It's one of the worst feelings in the world: You step on stage in front of an audience… and you freeze.
Has this ever happened to you? Perhaps you’ve heard about other people freezing, and you’ve avoided public speaking because you don’t want to share their experience.In this month’s column, I will share tips to reduce the likelihood of experiencing stage fright the next time you speak in front of a group of people.
Practice—My first tip seems obvious; however, I’m amazed by the number of people I meet who plan to “wing it” when they talk about the next speech they will be delivering. People romanticize the idea of speaking off the cuff, but the best public speakers practice often.
The more you practice a speech, the more comfortable you will be with your material and you’ll drastically reduce the likelihood of freezing. One of the best ways to practice speaking material is to join a local Toastmasters club. Alternatively, you can use your phone to record yourself giving a speech, or ask a friend or family member to watch and give you constructive feedback.
Have water nearby—Our bodies do weird things when we begin to speak in front of a crowd. An incredibly common body response is that our mouths get dry, mid-speech. When a new speaker notices his/her mouth is dry in the middle of a speech, it may cause that individual to panic or forget what he/she was planning on saying.
You can easily fix this problem by having water nearby. Audiences are used to speakers taking sips of water between sentences, so don’t hesitate to take a drink if you experience this dry mouth body response.
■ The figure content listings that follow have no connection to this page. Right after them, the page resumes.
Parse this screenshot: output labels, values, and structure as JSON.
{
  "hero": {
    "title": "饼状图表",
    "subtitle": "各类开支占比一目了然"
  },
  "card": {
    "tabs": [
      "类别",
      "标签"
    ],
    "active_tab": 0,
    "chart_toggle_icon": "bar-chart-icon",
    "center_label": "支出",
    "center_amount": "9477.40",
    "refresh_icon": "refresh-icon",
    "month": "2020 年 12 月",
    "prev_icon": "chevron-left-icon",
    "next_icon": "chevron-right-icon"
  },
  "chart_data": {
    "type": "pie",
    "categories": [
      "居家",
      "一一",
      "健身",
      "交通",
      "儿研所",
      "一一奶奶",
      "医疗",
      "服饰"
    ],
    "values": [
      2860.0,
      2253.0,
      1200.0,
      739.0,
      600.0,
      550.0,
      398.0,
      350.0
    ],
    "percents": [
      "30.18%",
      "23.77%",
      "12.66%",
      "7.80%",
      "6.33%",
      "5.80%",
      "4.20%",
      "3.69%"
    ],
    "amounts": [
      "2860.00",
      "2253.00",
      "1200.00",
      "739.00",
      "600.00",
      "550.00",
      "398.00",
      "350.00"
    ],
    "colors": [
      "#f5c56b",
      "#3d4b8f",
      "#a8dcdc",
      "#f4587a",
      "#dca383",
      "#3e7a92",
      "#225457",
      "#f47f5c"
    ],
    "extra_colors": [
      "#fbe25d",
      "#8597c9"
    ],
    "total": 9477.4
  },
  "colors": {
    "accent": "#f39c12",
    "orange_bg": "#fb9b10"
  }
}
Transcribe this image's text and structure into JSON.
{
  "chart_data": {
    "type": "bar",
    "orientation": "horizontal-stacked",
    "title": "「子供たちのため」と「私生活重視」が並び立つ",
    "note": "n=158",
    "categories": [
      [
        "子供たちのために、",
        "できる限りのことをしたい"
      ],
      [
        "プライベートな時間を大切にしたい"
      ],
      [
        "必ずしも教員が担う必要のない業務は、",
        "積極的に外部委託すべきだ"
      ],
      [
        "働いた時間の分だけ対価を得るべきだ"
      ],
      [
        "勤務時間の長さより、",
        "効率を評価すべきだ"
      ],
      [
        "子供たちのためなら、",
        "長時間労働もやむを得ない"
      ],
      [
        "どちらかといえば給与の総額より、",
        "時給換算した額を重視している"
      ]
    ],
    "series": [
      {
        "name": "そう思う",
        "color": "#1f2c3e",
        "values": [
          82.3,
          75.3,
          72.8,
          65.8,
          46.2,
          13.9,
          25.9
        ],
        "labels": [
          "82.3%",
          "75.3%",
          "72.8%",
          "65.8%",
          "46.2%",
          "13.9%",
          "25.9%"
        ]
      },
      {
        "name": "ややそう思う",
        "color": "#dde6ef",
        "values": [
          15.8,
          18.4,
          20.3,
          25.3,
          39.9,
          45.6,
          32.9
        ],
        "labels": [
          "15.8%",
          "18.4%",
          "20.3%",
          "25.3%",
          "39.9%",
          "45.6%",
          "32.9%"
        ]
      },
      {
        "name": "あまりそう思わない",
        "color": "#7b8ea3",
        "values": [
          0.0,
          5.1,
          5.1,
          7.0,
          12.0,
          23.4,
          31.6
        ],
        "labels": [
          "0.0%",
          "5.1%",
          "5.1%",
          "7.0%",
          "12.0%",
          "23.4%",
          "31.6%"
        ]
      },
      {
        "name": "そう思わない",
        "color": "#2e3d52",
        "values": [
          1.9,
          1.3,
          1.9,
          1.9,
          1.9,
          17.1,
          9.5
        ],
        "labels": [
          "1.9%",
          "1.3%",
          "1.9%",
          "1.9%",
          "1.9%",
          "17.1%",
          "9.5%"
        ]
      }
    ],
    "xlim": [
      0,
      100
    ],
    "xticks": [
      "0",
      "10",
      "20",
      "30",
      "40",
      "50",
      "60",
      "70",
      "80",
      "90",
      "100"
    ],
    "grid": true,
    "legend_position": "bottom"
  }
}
An added benefit of sipping water is that it gives you a moment to think about what you were planning to say if you lose your place in the speech.
Beware of holding a single piece of paper—In the last tip, I mentioned our bodies do odd things when we’re in front of an audience. Another common body response is for our hands to shake. This becomes increasingly noticeable when someone is holding onto a single sheet of paper. Hand shaking causes the paper to flutter and make noise. When the speaker notices it, this often causes their hand to shake even more, which leads to the paper making even more noise.
If you’re using a piece of paper with notes on it during your speech, you have a couple of options to avoid this problem. If there is a podium, set your notes on it so that the paper is not shaking in your hand. If there isn’t a podium, bring along a binder or something sturdy you can hold onto behind your notes. The reason for this is that your hands won’t be able to visibly shake as much if you’re holding onto something that is a bit heavier.
Face the audience in advance—One of my favourite tricks to do when speaking in a new environment is to, at some point, find an opportunity to stand near the front of the room and face the crowd before I take the stage.
The scariest moment of public speaking usually comes when you first face the audience. The feeling of all the eyes in the room on you is a bit daunting, but you can minimize this effect by finding a time to face the audience in advance so that the vantage point doesn’t overwhelm you when you begin speaking.
Use humour (if needed)—If the worst-case scenario comes true and you absolutely freeze, don’t panic. The best thing you can do at this point is make some sort of joke.
A friend and co-worker of mine has a great line she uses: “Wow, this went over a lot better when I practiced this speech in front of my dogs this morning.” Whenever she says this, she causes the audience to laugh and it lightens the mood and takes the pressure off of the rest of the speech.
Remember that everyone understands how difficult public speaking is, and they’re rooting for you to do well.